Langsung ke konten utama

BENARKAH ISLAM MELARANG PEREMPUAN MENJADI PEMIMPIN ?




BENARKAH ISLAM MELARANG PEREMPUAN MENJADI PEMIMPIN ?*

Oleh : Asep Rizky Padhilah


Fenomena diskriminasi terhadap perempuan di dunia Muslim merupakan implikasi langsung dari pemahaman teks-teks skriptural. Diskriminasi gender bukan semata-mata persoalan sosiologis, namun telah menjadi bagian dari persoalan teologis. Perempuan sebagai posisi kelas dua dibawah laki-laki, baik pada dataran domestik maupun publik, merupakan implikasi logis dari interpretasi terhadap sumber-sumber teologi Islam.

Pandangan tersebut didukung dengan beberapa penafsiran dalam kitab-kitab tafsir dan hadist-hadist Nabi yang bernuansa kebencian terhadap perempuan. Hadist-hadist ini biasa disebut dengan hadis Misogini.

Disini penulis akan mengungkapkan hadist yang dianggap bentuk patriarkalisme relasi laki-laki dan perempuan.
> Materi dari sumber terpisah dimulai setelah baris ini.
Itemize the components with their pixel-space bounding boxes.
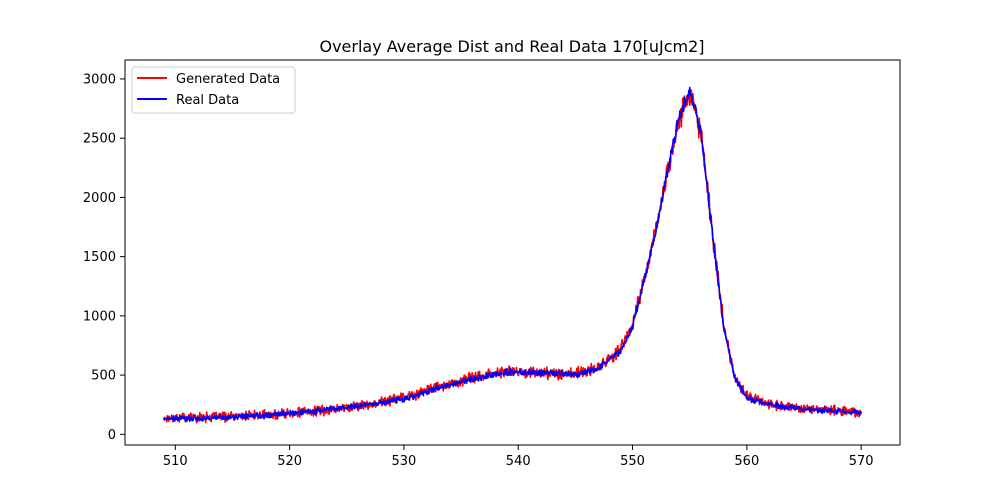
- y-tick-label: 3000: [83, 72, 116, 87]
- plot-frame: [124, 59, 901, 446]
- y-tick-label: 500: [91, 369, 116, 384]
- y-tick-label: 0: [108, 428, 116, 443]
- x-axis: 510 520 530 540 550 560 570: [163, 445, 874, 469]
- y-tick-label: 1500: [83, 250, 116, 265]
- legend-box: [131, 66, 296, 114]
- x-tick-label: 510: [163, 454, 188, 469]
- legend-label-real: Real Data: [176, 93, 239, 108]
- y-tick-label: 2500: [83, 132, 116, 147]
- x-tick-label: 520: [277, 454, 302, 469]
- y-tick-label: 1000: [83, 309, 116, 324]
- x-tick-label: 570: [849, 454, 874, 469]
- series-real-data-line: [163, 86, 862, 423]
- series-layer: [163, 86, 862, 424]
- chart-title: Overlay Average Dist and Real Data 170[u…: [319, 37, 704, 56]
- x-tick-label: 550: [620, 454, 645, 469]
- y-tick-label: 2000: [83, 191, 116, 206]
- x-tick-label: 540: [506, 454, 531, 469]
- x-tick-label: 560: [734, 454, 759, 469]
- legend: Generated Data Real Data: [131, 66, 296, 114]
- legend-label-generated: Generated Data: [176, 72, 280, 87]
- x-tick-label: 530: [391, 454, 416, 469]
- y-axis: 0 500 1000 1500 2000 2500 3000: [83, 72, 125, 443]
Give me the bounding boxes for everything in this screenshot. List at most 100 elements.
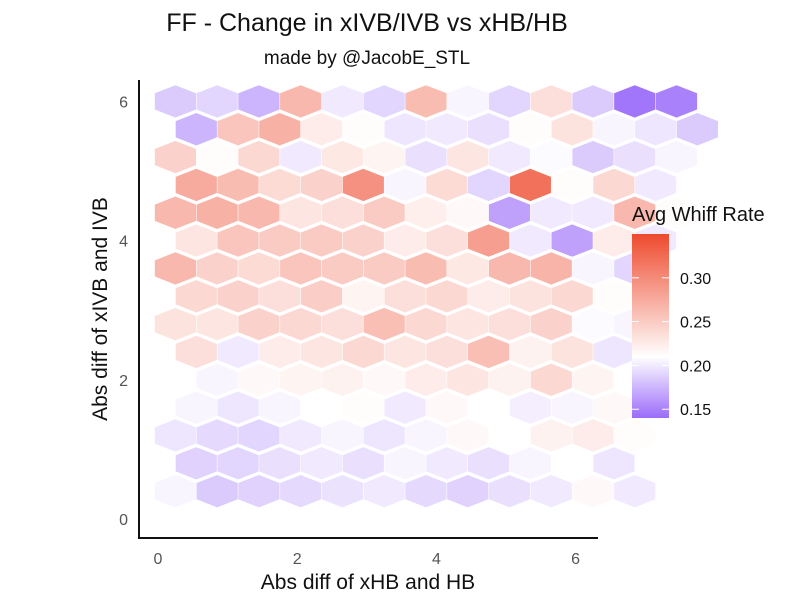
hex-bin [384, 391, 426, 424]
hex-bin [196, 85, 238, 118]
hex-bin [405, 474, 447, 508]
hex-bin [614, 196, 656, 229]
hex-bin [635, 168, 677, 202]
hex-bin [321, 474, 364, 508]
hex-bin [196, 474, 238, 508]
x-axis-label: Abs diff of xHB and HB [261, 571, 475, 594]
hex-bin [363, 252, 405, 285]
hex-bin [259, 391, 301, 424]
hex-bin [572, 419, 614, 452]
hex-bin [551, 280, 593, 313]
hex-bin [635, 113, 677, 146]
legend-title: Avg Whiff Rate [632, 204, 765, 226]
hex-bin [259, 447, 301, 480]
hex-bin [593, 113, 635, 146]
hex-bin [447, 474, 489, 508]
hex-bin [384, 224, 426, 257]
hex-bin [321, 252, 364, 285]
hex-bin [154, 363, 196, 396]
hex-bin [530, 140, 572, 174]
hex-bin [447, 363, 489, 396]
hex-bin [468, 391, 510, 424]
hex-bin [342, 447, 384, 480]
hex-bin [196, 363, 238, 396]
hex-bin [217, 335, 259, 369]
hex-bin [300, 224, 343, 257]
hex-bin [259, 335, 301, 369]
hex-bin [154, 307, 196, 341]
hex-bin [321, 85, 364, 118]
hex-bin [280, 85, 322, 118]
hex-bin [405, 363, 447, 396]
hex-bin [384, 113, 426, 146]
hex-bin [238, 419, 280, 452]
hex-bin [363, 474, 405, 508]
hex-bin [300, 447, 343, 480]
chart-subtitle: made by @JacobE_STL [264, 48, 470, 69]
hex-bin [300, 113, 343, 146]
hex-bin [342, 224, 384, 257]
hex-bin [405, 196, 447, 229]
hex-bin [154, 85, 196, 118]
x-tick-label: 2 [293, 551, 302, 568]
hex-bin [426, 335, 468, 369]
hex-bin [405, 307, 447, 341]
hex-bin [259, 168, 301, 202]
hex-bin [238, 85, 280, 118]
hex-bin [488, 85, 531, 118]
hex-bin [530, 252, 572, 285]
hex-bin [655, 85, 698, 118]
hex-bin [530, 307, 572, 341]
legend-tick-label: 0.30 [680, 271, 711, 288]
hex-bin [593, 447, 635, 480]
hex-bin [280, 363, 322, 396]
hex-bin [655, 196, 698, 229]
hex-bin [509, 280, 551, 313]
hex-bin [154, 474, 196, 508]
hex-bin [572, 85, 614, 118]
hex-bin [363, 419, 405, 452]
hex-bin [154, 140, 196, 174]
legend-ticks: 0.30 0.25 0.20 0.15 [632, 271, 711, 419]
hex-bin [426, 113, 468, 146]
x-tick-label: 0 [154, 551, 163, 568]
hex-bin [321, 419, 364, 452]
hex-bin [196, 140, 238, 174]
hex-bin [238, 252, 280, 285]
hex-bin [447, 419, 489, 452]
hex-bin [280, 196, 322, 229]
hex-bin [154, 252, 196, 285]
hex-bin [238, 474, 280, 508]
hex-bin [530, 363, 572, 396]
hex-bin [676, 113, 718, 146]
hex-bin [509, 168, 551, 202]
hex-bin [384, 335, 426, 369]
hex-bin [551, 168, 593, 202]
hex-bin [593, 391, 635, 424]
hex-bin [447, 307, 489, 341]
hex-bin [363, 307, 405, 341]
hex-bin [217, 168, 259, 202]
hex-bin [196, 419, 238, 452]
hex-bin [175, 113, 217, 146]
hex-bin [530, 196, 572, 229]
hex-bin [300, 280, 343, 313]
hex-bin [342, 113, 384, 146]
hex-bin [259, 113, 301, 146]
hex-bin [238, 363, 280, 396]
hex-bin [488, 140, 531, 174]
hex-bin [655, 140, 698, 174]
hex-bin [468, 168, 510, 202]
y-tick-label: 4 [119, 234, 128, 251]
hex-bin [321, 196, 364, 229]
hex-bin [593, 168, 635, 202]
y-tick-label: 2 [119, 373, 128, 390]
hex-bin [468, 113, 510, 146]
hex-bin [154, 419, 196, 452]
hex-bin [614, 474, 656, 508]
hex-bin [280, 140, 322, 174]
hex-bin [447, 85, 489, 118]
hex-bin [426, 224, 468, 257]
hex-layer [154, 85, 718, 508]
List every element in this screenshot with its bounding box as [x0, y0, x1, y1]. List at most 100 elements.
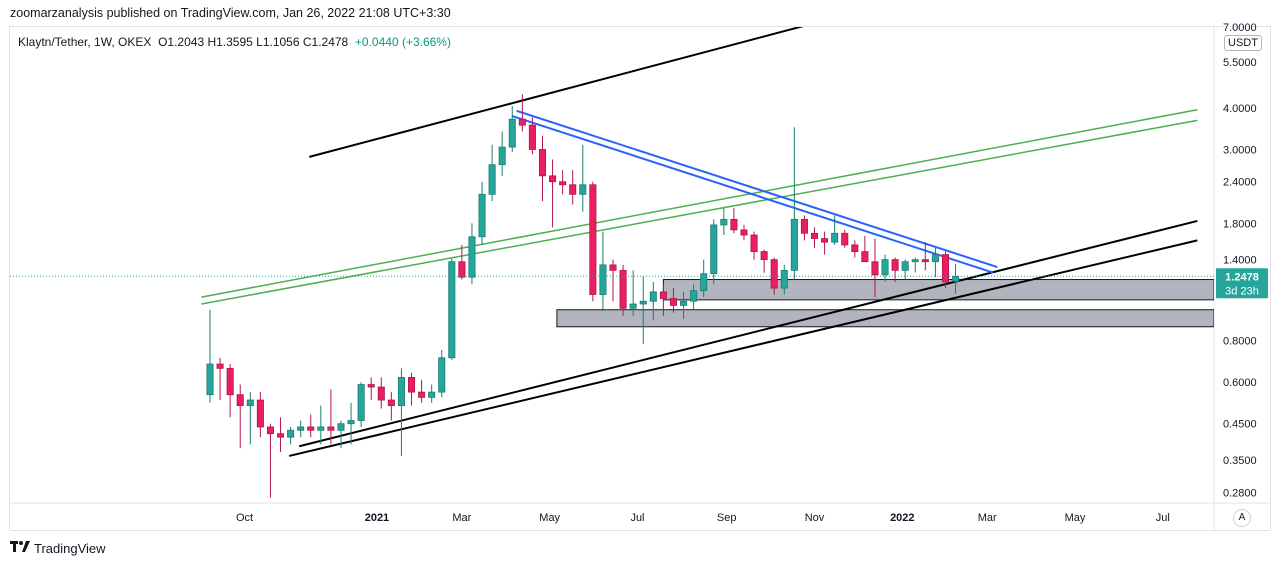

Hadis-hadis patriarkal dianggap sebagai fundamental idea munculnya dominasi laki-laki terhadap perempuan.

Hadis tentang Larangan Perempuan Menjadi Pemimpin
Hadis ini terdapat dalam kitab Sahih Bukhari. Sebagai i’itibar hadis, diriwayatkan pula dalam Sunan at-Turmuzi dan Sunan an-Nasa’i. Secara lengkap teks hadis dalam kitab Sahih Bukhari tertulis sebagai berikut :
حد ثنا عثما ن بن الهيتم حد ثنا عو ف عن الحسن عن ابى بكر ة قا ل لقد نفعنى الله بكلمة ايا م الجمل لما بلغ النبي صلى ا لهم عليه و سلم ا ن فا ر سا ملكو ا بنة  كسر ى قا  ل لن يفلح قو م و لو ا ا مر هم امرا ة
“Telah bercerita kepada kami Ustman bin al-Haitsan, telah bercerita kepada kami ‘Auf dari al-Hasan dari Abu Barkah berkata : “Sungguh Allah memberi manfaat kepadaku dengan sebuah kalimat pada hari (perang) Jamal. Tatkala Nabi mendengar orang-orang Persia mengangkat anak perempuan Kisra sebagai pemimpin, maka beliau bersabda : “Tidaklah sekali-kali suatu kaum memperoleh kemakmuran, apabila menyerahkan urusan mereka kepada perempuan.” (H.R. Bukhari)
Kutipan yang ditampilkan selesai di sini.